While these photos of Carterton underwater look like they’re set safely in the distant past, Carterton is still at risk of major flooding if the Mangatārere stream tops its banks.

Any information about past floods can really help to predict future flooding and make decisions about flood protection for our area, and that’s where you can help!

Do you have any memories of past floods, or photos that you can share? How about old diaries, farm records or rainfall records? And it’s okay if you don’t have all the details and measurements. Your memory of the water coming up to the windows of Auntie Mae’s potting shed in the winter of 1983, is still valuable in helping to build up a fuller picture of what happens when we get a lot of rain.

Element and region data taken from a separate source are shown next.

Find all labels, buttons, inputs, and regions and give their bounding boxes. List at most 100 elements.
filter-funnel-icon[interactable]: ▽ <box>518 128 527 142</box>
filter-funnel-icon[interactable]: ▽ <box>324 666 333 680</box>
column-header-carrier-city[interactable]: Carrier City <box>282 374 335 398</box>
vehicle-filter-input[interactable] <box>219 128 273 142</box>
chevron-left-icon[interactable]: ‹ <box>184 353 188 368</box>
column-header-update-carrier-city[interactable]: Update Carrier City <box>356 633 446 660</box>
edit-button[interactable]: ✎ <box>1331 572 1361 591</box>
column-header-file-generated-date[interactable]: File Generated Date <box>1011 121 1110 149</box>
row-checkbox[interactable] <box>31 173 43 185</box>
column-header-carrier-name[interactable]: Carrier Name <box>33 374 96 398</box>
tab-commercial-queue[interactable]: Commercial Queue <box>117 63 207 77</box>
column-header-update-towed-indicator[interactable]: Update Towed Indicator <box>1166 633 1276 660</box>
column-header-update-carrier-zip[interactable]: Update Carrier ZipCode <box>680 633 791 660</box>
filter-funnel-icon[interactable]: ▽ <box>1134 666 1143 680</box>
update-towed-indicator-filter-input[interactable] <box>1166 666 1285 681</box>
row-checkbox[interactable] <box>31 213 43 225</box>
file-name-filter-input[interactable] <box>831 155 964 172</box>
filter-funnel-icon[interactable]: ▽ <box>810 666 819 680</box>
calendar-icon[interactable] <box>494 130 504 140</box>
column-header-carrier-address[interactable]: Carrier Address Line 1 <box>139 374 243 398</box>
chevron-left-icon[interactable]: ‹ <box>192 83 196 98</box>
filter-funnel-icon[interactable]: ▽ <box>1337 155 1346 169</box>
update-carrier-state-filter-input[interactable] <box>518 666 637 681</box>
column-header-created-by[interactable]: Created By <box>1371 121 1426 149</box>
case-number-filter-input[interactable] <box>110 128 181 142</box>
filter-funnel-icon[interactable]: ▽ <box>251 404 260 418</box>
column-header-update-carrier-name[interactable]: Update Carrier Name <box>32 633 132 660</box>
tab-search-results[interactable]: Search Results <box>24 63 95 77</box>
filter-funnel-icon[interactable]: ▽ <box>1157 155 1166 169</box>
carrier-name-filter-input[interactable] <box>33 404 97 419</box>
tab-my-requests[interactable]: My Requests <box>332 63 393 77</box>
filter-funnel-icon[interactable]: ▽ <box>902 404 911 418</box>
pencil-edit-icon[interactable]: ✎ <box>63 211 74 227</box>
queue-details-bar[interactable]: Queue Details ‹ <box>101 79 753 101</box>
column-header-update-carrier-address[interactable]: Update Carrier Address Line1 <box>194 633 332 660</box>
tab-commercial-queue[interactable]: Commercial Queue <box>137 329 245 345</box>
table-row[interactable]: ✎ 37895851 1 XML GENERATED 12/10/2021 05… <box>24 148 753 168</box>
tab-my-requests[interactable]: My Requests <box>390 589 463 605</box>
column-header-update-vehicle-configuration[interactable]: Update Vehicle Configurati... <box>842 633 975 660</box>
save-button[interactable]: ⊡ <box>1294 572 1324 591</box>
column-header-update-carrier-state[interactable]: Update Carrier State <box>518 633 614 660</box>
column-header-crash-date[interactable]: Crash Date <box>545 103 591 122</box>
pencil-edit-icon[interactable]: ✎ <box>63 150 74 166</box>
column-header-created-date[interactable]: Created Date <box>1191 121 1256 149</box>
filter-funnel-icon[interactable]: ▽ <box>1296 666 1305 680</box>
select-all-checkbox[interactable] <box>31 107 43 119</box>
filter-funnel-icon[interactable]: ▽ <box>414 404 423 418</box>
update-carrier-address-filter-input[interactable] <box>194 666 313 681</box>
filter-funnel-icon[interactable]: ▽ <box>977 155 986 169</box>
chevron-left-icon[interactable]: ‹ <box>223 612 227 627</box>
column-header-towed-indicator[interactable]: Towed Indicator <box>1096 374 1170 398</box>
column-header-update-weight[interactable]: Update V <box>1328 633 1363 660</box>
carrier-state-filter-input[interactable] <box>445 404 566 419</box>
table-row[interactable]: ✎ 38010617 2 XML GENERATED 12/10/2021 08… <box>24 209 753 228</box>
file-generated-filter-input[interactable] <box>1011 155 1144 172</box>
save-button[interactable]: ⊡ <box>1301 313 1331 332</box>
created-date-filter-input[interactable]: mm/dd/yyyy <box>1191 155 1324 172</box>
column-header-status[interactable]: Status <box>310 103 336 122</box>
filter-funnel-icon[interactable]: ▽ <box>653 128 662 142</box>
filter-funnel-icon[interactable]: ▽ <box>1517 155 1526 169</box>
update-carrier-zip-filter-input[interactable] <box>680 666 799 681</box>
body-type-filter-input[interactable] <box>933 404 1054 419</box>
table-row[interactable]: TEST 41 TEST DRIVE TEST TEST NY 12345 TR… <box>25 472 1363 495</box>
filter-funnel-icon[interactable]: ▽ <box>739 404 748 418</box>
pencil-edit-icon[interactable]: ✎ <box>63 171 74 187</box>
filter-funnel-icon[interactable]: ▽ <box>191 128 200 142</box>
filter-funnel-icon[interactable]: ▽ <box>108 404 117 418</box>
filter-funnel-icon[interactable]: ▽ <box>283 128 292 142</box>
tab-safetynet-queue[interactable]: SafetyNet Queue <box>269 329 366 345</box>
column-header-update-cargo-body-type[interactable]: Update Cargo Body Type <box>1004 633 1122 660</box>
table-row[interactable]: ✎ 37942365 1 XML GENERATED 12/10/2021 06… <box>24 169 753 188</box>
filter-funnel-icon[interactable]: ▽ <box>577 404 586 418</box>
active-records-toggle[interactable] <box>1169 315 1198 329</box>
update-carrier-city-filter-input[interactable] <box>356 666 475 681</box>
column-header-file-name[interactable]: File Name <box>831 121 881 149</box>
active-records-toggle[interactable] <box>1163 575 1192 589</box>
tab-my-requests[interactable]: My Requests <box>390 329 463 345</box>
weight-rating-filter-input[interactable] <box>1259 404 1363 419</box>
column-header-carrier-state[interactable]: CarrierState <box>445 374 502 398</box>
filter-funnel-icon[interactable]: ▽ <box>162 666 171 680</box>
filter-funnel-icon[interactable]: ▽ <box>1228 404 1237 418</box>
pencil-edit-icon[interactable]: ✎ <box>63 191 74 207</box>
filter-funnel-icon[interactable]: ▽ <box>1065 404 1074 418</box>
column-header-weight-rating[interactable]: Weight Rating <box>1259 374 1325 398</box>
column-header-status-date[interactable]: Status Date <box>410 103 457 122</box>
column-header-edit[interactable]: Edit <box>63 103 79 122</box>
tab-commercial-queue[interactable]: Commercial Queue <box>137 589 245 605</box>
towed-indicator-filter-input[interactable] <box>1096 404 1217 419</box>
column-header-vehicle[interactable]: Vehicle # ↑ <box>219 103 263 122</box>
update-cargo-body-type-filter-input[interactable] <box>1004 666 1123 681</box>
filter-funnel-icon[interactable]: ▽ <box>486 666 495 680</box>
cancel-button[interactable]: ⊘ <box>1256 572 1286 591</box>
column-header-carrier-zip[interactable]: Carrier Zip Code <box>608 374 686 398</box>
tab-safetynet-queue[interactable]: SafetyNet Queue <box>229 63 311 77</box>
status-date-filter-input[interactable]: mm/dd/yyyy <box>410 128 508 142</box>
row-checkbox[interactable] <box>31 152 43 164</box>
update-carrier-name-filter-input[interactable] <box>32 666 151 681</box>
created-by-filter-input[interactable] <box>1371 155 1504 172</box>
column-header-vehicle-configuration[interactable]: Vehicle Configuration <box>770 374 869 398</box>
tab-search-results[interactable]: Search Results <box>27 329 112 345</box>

If you have any information you’d like to contribute, or have any questions, please contact Esther Dijkstra from the Mangatarere Restoration Society at mangatarere.restoration@gmail.com or follow us on our Facebook page.

The Mangatārere Restoration Society (MRS) was established in 2012 as a stream care group working to enhance the water quality of the Mangatārere Stream.

In February 2019, a MRS project team was formed consisting of community members, iwi and Carterton Council representatives to work with Greater Wellington Regional Council to come up with a management plan for the Mangatārere catchment. A floodplain management plan is the first focus of this combined effort.

“We want to look at the catchment-wide management of water and land, and make sure that we consider a range of views, methods and impacts,” says MRS member Esther Dijkstra. “While some stopbanks are inevitable, they’re not always the right solution. We want to work with the river, rather than against it, and while the process might take longer, the protection of people and land from flooding will be much longer-term also.”